All-Ireland winner will come from Dublin-Kerry semi: Ger Brennan
WHOEVER comes out of Saturday’s semi-final showdown between Derry and Galway may move a step closer to ending a long wait for All-Ireland glory – but Ger Brennan believes either his native Dublin or Kerry will spoil the party regardless.
Dessie Farrell’s Dubs take on the Munster aristocrats in Sunday’s other semi-final, an eagerly-anticipated contest fuelled by recent rivalry as much as years of history between the two old foes.
Indeed, in the wake of their last eight win over Mayo last month, Kingdom boss Jack O’Connor admitted the Kerry players have been “yearning to get a cut at the Dubs” since defeat in the 2019 All-Ireland final replay.
Ulster champions Derry and Connacht counterparts Galway, meanwhile, both competed in Division Two of the National League this year, and have been unaccustomed to reaching the latter stages of the All-Ireland Championship in recent decades.
And while both have impressed en route to this stage, former Dublin defender Brennan – who won All-Irelands in 2011 and 2013 – expects the Sam Maguire to ultimately reside with whoever comes out of Sunday’s heavyweight semi-final.
“I know it’s terrible… yes is the answer,” said the St Vincent’s stalwart, speaking at an Electric Ireland event looking ahead to tomorrow's All-Ireland minor final between Galway and Mayo at Dr Hyde Park.
“I would be expecting whoever wins to push on and whoever does win between Galway and Derry, you would say they certainly have a huge advantage from a motivational point of view, that no-one is giving them a chance.
“They have to get over each other first, but I’d certainly fancy that whoever wins between Dublin and Kerry will have too much experience and the skill to get over the line.
“Galway from memory, in nearly all their games this year have been five, six points up and they haven’t been able to close it out.
“While the game against Armagh was a bit of a rollercoaster, with Armagh up and then Galway up, I’d be worried about Galway’s ability if they were to get to the final - or even the semi-final coming up - if they were in the ascendency how many lives do they actually have to be able to hold onto the lead.”
Yet question marks still surround Dublin too, even though they have found another gear after the disappointment of the League when a series of below-par performances saw them relegated from Division One on the final day.
Last year’s All-Ireland semi-final defeat to Mayo put a huge dent in their aura too, sending the six in-a-row champions back to the drawing board as doubts arose over what they had left.
But Brennan believes such talk will have provided extra inspiration as the summer has unfolded.
“There’s nothing like a bit of a target on your back or people talking you down, despite what you have achieved in previous years,” he said
“It actually motivates you and gets you going again.
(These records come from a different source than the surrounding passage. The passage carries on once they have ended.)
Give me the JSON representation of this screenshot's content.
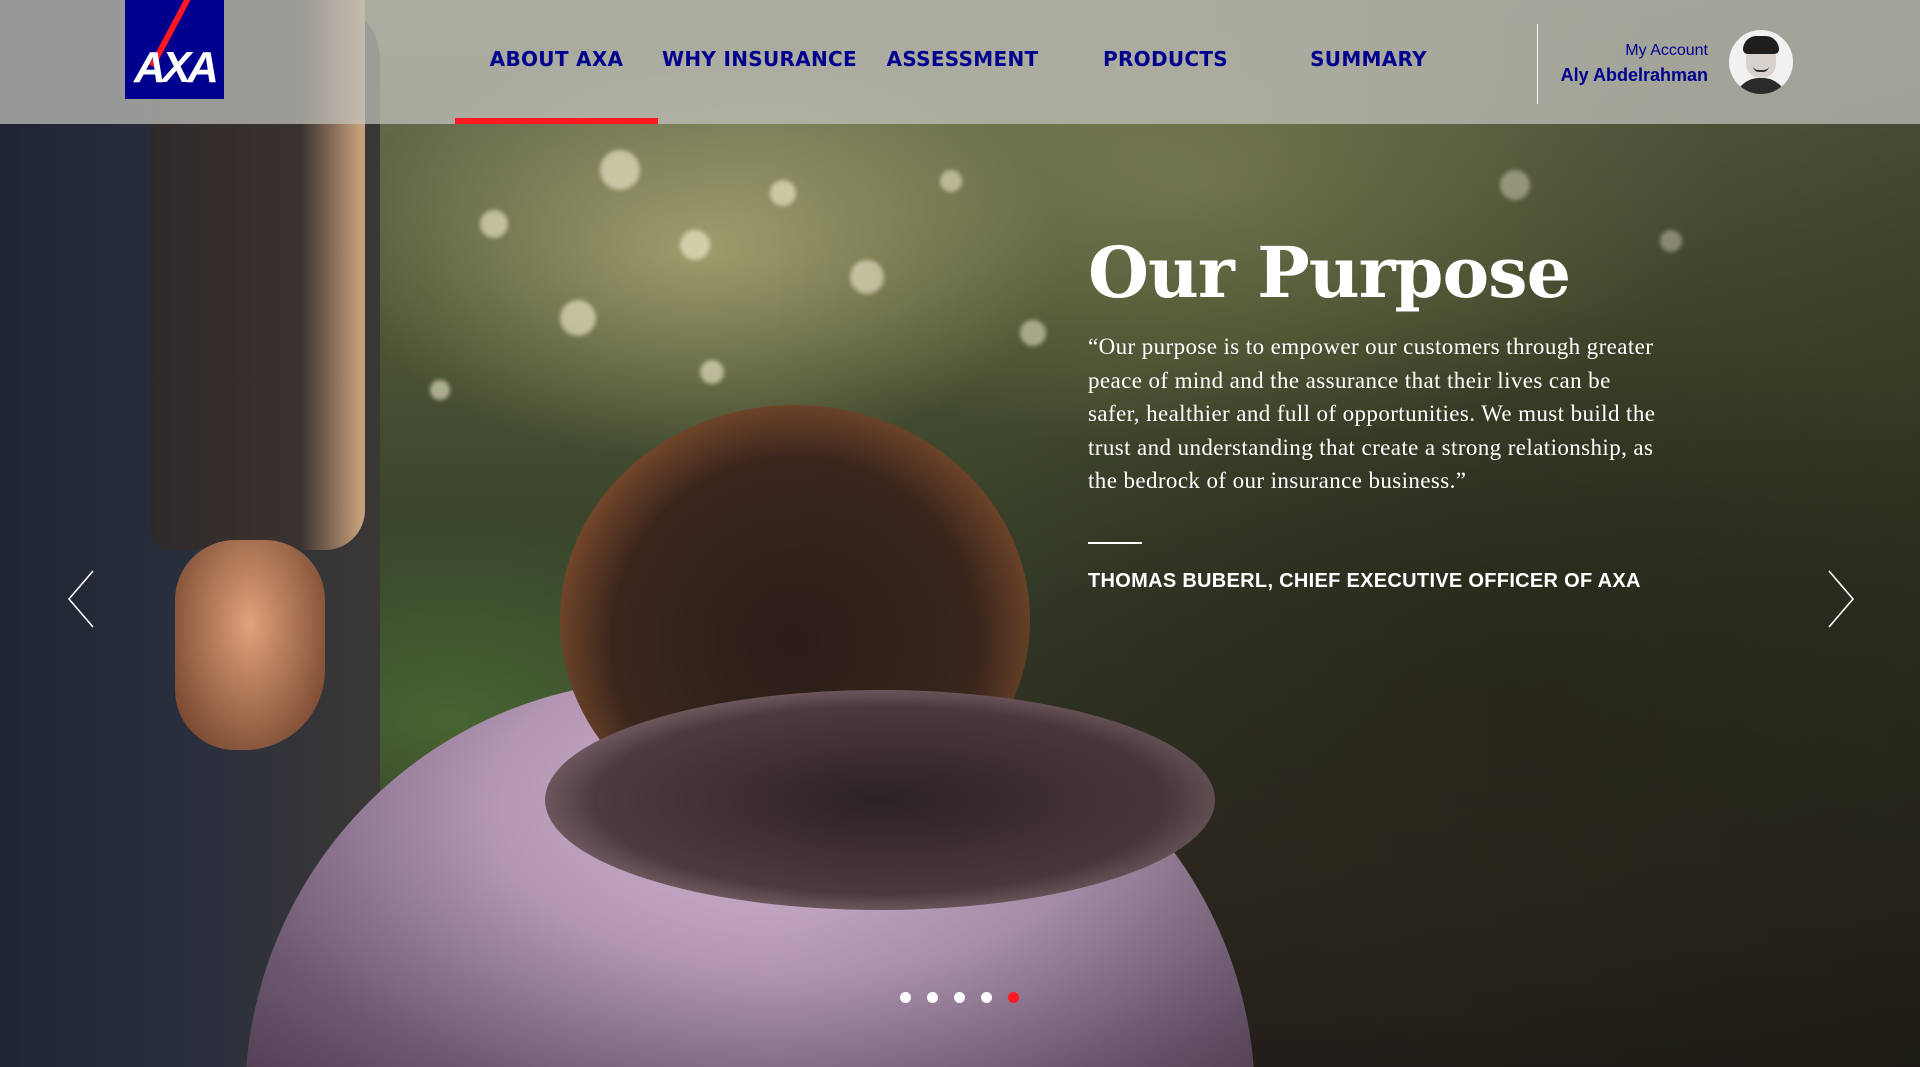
{
  "header": {
    "logo_text": "AXA",
    "nav": [
      {
        "label": "ABOUT AXA",
        "active": true
      },
      {
        "label": "WHY INSURANCE",
        "active": false
      },
      {
        "label": "ASSESSMENT",
        "active": false
      },
      {
        "label": "PRODUCTS",
        "active": false
      },
      {
        "label": "SUMMARY",
        "active": false
      }
    ],
    "account": {
      "label": "My Account",
      "name": "Aly Abdelrahman",
      "avatar_icon": "user-avatar-icon"
    }
  },
  "hero": {
    "title": "Our Purpose",
    "quote": "“Our purpose is to empower our customers through greater peace of mind and the assurance that their lives can be safer, healthier and full of opportunities. We must build the trust and understanding that create a strong relationship, as the bedrock of our insurance business.”",
    "author": "THOMAS BUBERL, CHIEF EXECUTIVE OFFICER OF AXA",
    "prev_icon": "chevron-left-icon",
    "next_icon": "chevron-right-icon"
  },
  "carousel": {
    "slide_count": 5,
    "active_index": 4
  },
  "colors": {
    "brand_blue": "#00008f",
    "accent_red": "#ff1721",
    "text_white": "#ffffff"
  }
}
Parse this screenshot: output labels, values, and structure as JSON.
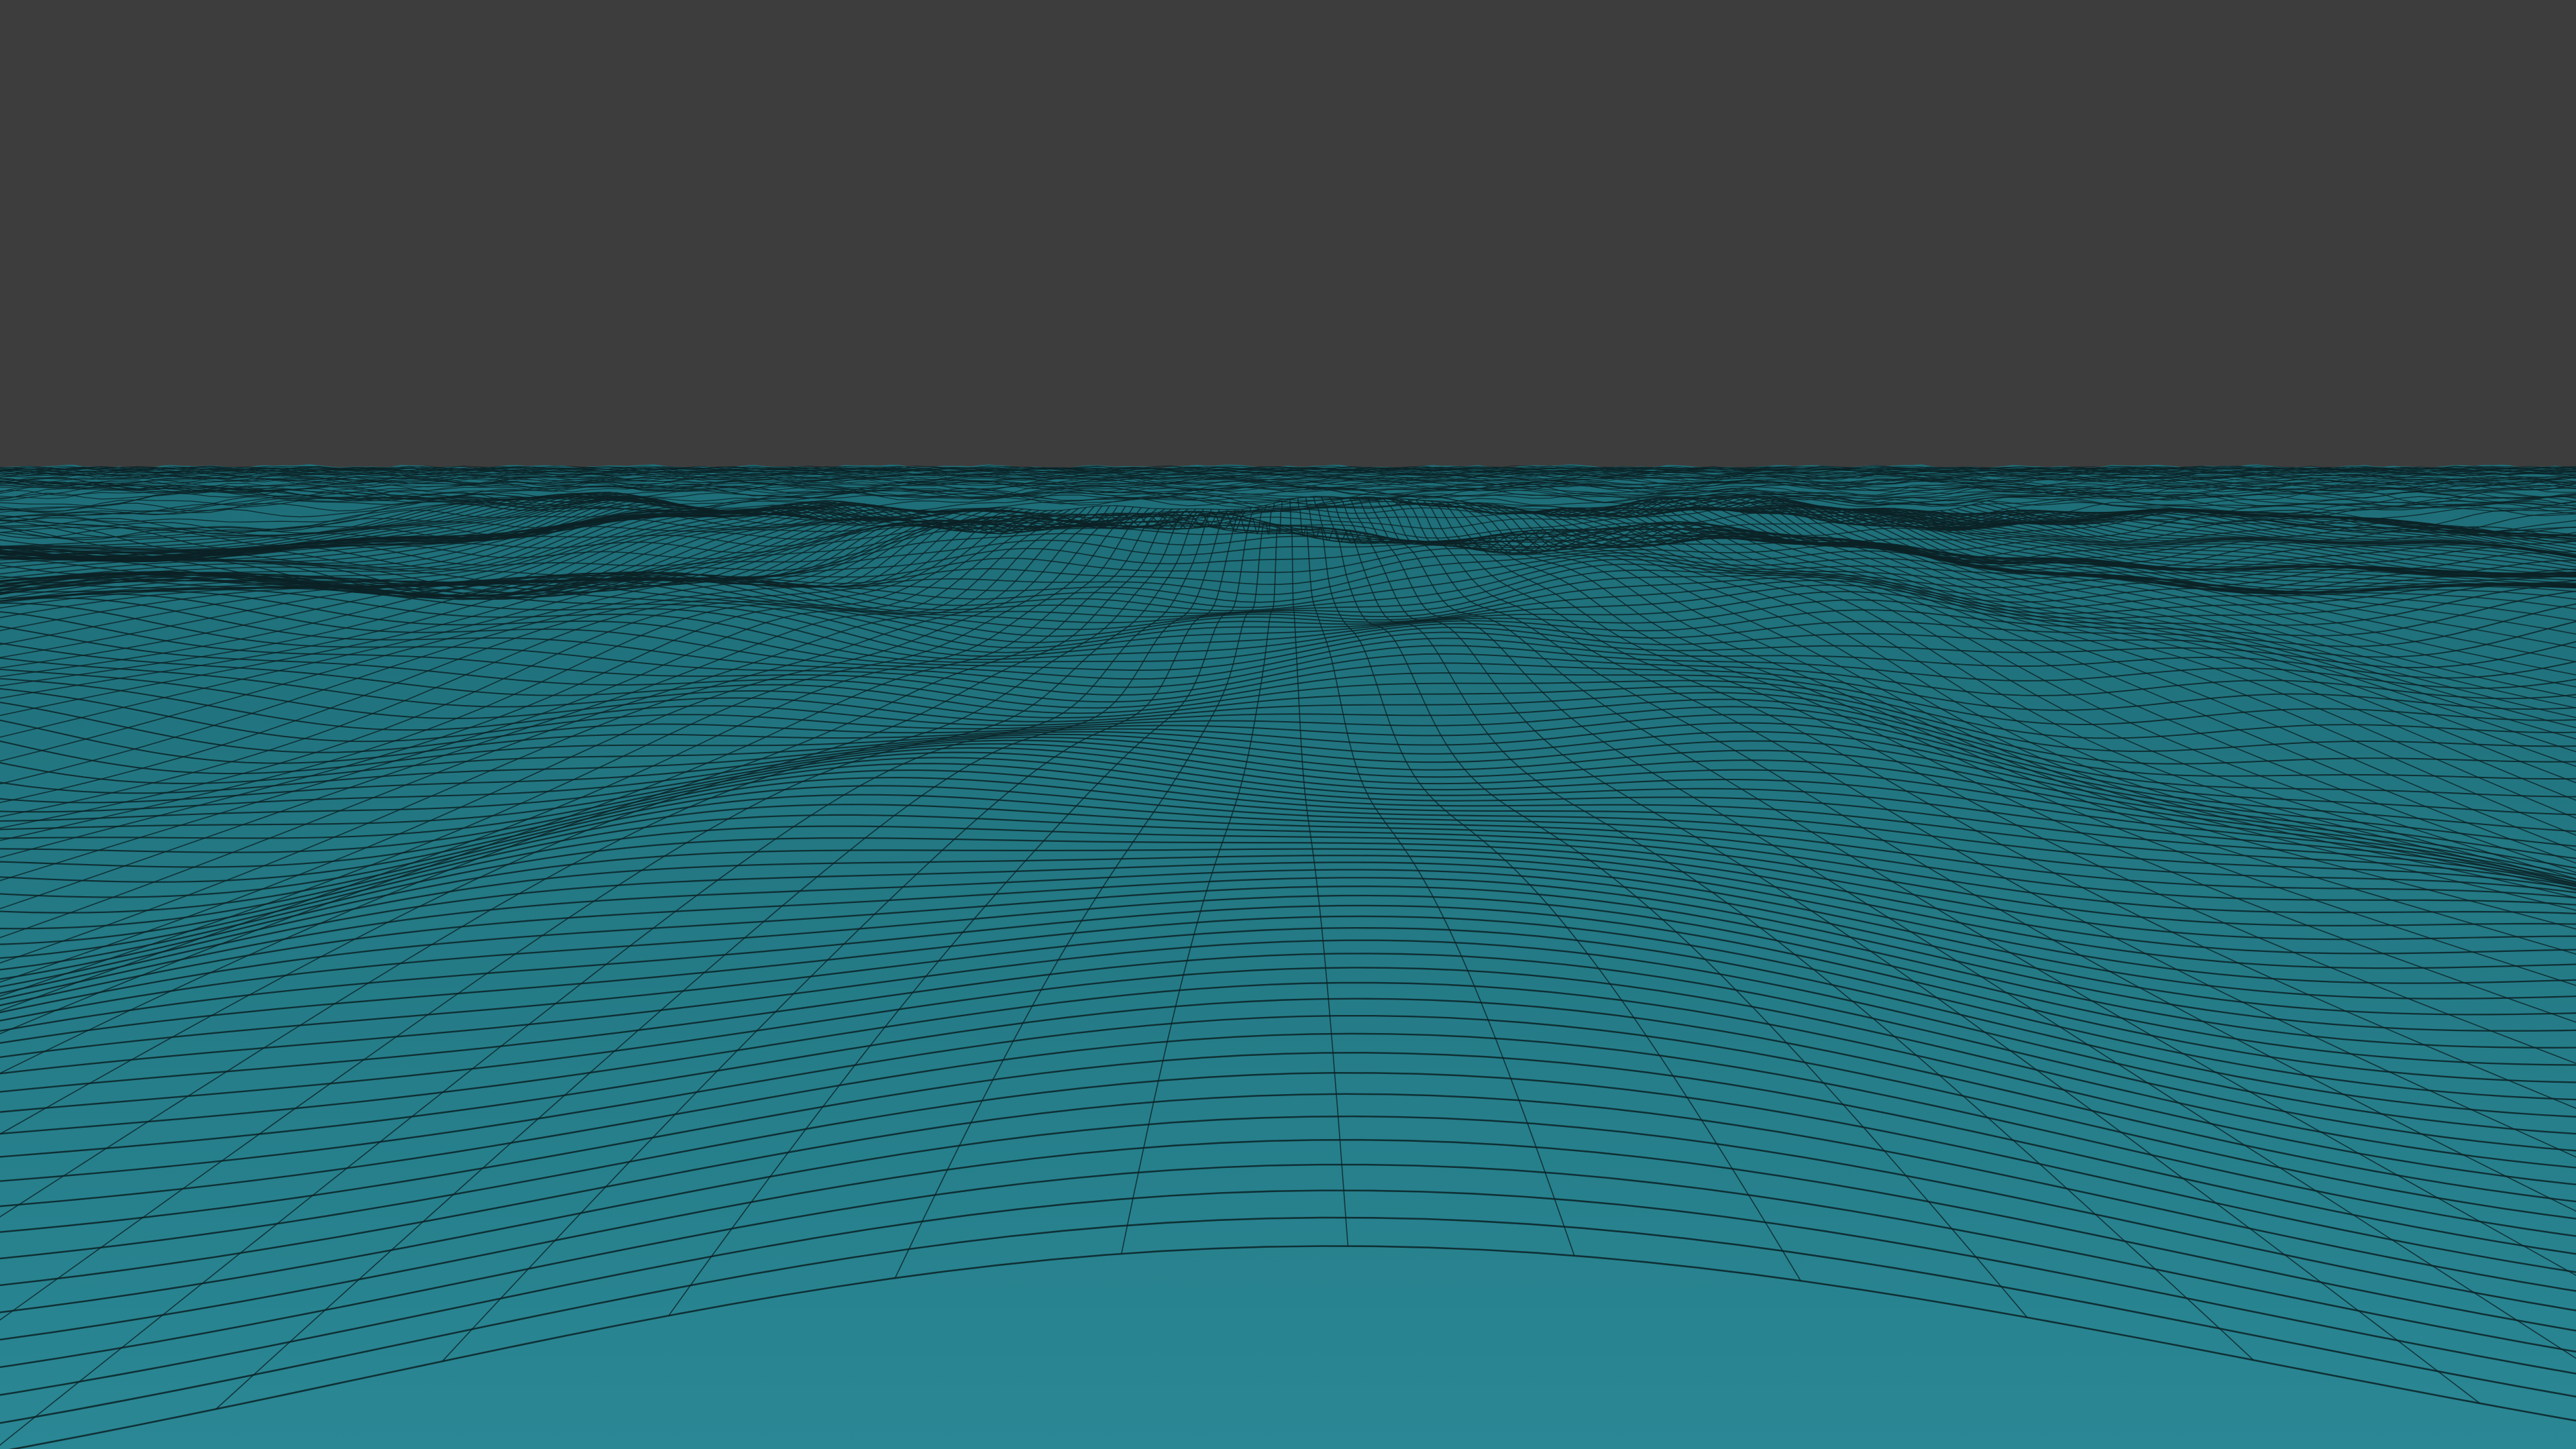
{
  "viewport": {
    "background_color": "#3d3d3d"
  },
  "mesh": {
    "surface_color_far": "#1e6e78",
    "surface_color_near": "#2a8794",
    "wire_color": "#0b2226",
    "shading": "solid-with-wireframe"
  }
}
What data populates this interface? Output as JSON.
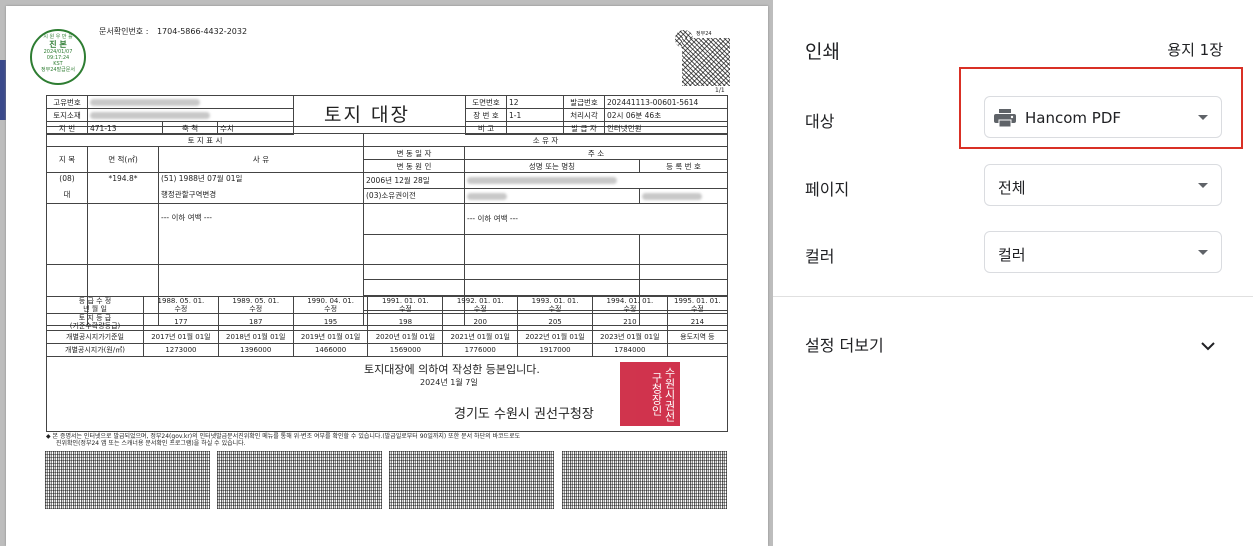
{
  "doc": {
    "confirm_label": "문서확인번호 :",
    "confirm_no": "1704-5866-4432-2032",
    "stamp_lines": [
      "시 원 우 만 를",
      "진 본",
      "2024/01/07",
      "09:17:24",
      "KST",
      "정부24발급문서"
    ],
    "qr_caption": "정부24",
    "page_marker": "1/1",
    "title": "토지 대장",
    "hdr": {
      "owner_id_label": "고유번호",
      "location_label": "토지소재",
      "lot_label": "지 번",
      "lot_value": "471-13",
      "scale_label": "축 척",
      "scale_value": "수치",
      "map_no_label": "도면번호",
      "map_no_value": "12",
      "sheet_no_label": "장 번 호",
      "sheet_no_value": "1-1",
      "note_label": "비 고",
      "issue_no_label": "발급번호",
      "issue_no_value": "202441113-00601-5614",
      "proc_time_label": "처리시각",
      "proc_time_value": "02시 06분 46초",
      "issuer_label": "발 급 자",
      "issuer_value": "인터넷민원"
    },
    "land_section": "토 지 표 시",
    "owner_section": "소 유 자",
    "col_jimok": "지 목",
    "col_area": "면 적(㎡)",
    "col_reason": "사 유",
    "col_change_date": "변 동 일 자",
    "col_change_cause": "변 동 원 인",
    "col_address": "주 소",
    "col_name": "성명 또는 명칭",
    "col_regno": "등 록 번 호",
    "row_jimok_code": "(08)",
    "row_jimok_name": "대",
    "row_area": "*194.8*",
    "row_reason_1": "(51) 1988년 07월 01일",
    "row_reason_2": "행정관할구역변경",
    "row_change_date": "2006년 12월 28일",
    "row_change_cause": "(03)소유권이전",
    "blank_mark": "--- 이하 여백 ---",
    "grade_label_1": "등 급 수 정",
    "grade_label_2": "년 월 일",
    "grade_dates": [
      "1988. 05. 01.",
      "1989. 05. 01.",
      "1990. 04. 01.",
      "1991. 01. 01.",
      "1992. 01. 01.",
      "1993. 01. 01.",
      "1994. 01. 01.",
      "1995. 01. 01."
    ],
    "grade_suffix": "수정",
    "land_grade_label_1": "토 지 등 급",
    "land_grade_label_2": "(기준수확량등급)",
    "land_grades": [
      "177",
      "187",
      "195",
      "198",
      "200",
      "205",
      "210",
      "214"
    ],
    "price_date_label": "개별공시지가기준일",
    "price_dates": [
      "2017년 01월 01일",
      "2018년 01월 01일",
      "2019년 01월 01일",
      "2020년 01월 01일",
      "2021년 01월 01일",
      "2022년 01월 01일",
      "2023년 01월 01일",
      "용도지역 등"
    ],
    "price_label": "개별공시지가(원/㎡)",
    "prices": [
      "1273000",
      "1396000",
      "1466000",
      "1569000",
      "1776000",
      "1917000",
      "1784000",
      ""
    ],
    "cert_text": "토지대장에 의하여 작성한 등본입니다.",
    "cert_date": "2024년 1월 7일",
    "cert_office": "경기도 수원시 권선구청장",
    "seal_text": "수원시권선구청장인",
    "footnote_1": "◆ 본 증명서는 인터넷으로 발급되었으며, 정부24(gov.kr)의 인터넷발급문서진위확인 메뉴를 통해 위·변조 여부를 확인할 수 있습니다.(발급일로부터 90일까지) 또한 문서 하단의 바코드로도",
    "footnote_2": "진위확인(정부24 앱 또는 스캐너용 문서확인 프로그램)을 하실 수 있습니다."
  },
  "panel": {
    "title": "인쇄",
    "sheet_count": "용지 1장",
    "dest_label": "대상",
    "dest_value": "Hancom PDF",
    "pages_label": "페이지",
    "pages_value": "전체",
    "color_label": "컬러",
    "color_value": "컬러",
    "more_label": "설정 더보기"
  },
  "colors": {
    "accent_red": "#d93025",
    "seal_red": "#c8102e",
    "stamp_green": "#2e7d32"
  }
}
I think that was evident to everybody watching Dublin’s Leinster campaign - Dublin’s performance and execution and energy and work-rate was there to be seen.
“The Cork game was a bit more of a workmanlike performance, they just got the job done, probably knowing they were going to get over the line anyway. They’ll need to reinvigorate themselves and find that bit of form and hunger that they demonstrated in the Leinster campaign in order to get them over the line against Kerry.
“As you guys know from interviewing players over the years - it’s stock answers, fellas try to avoid the media - but with social media, print and televised, broadcast, friends and family, work colleagues, there is no getting away from that negative talk that was probably rightly spoken about during the League campaign based on how lacklustre those performances were.”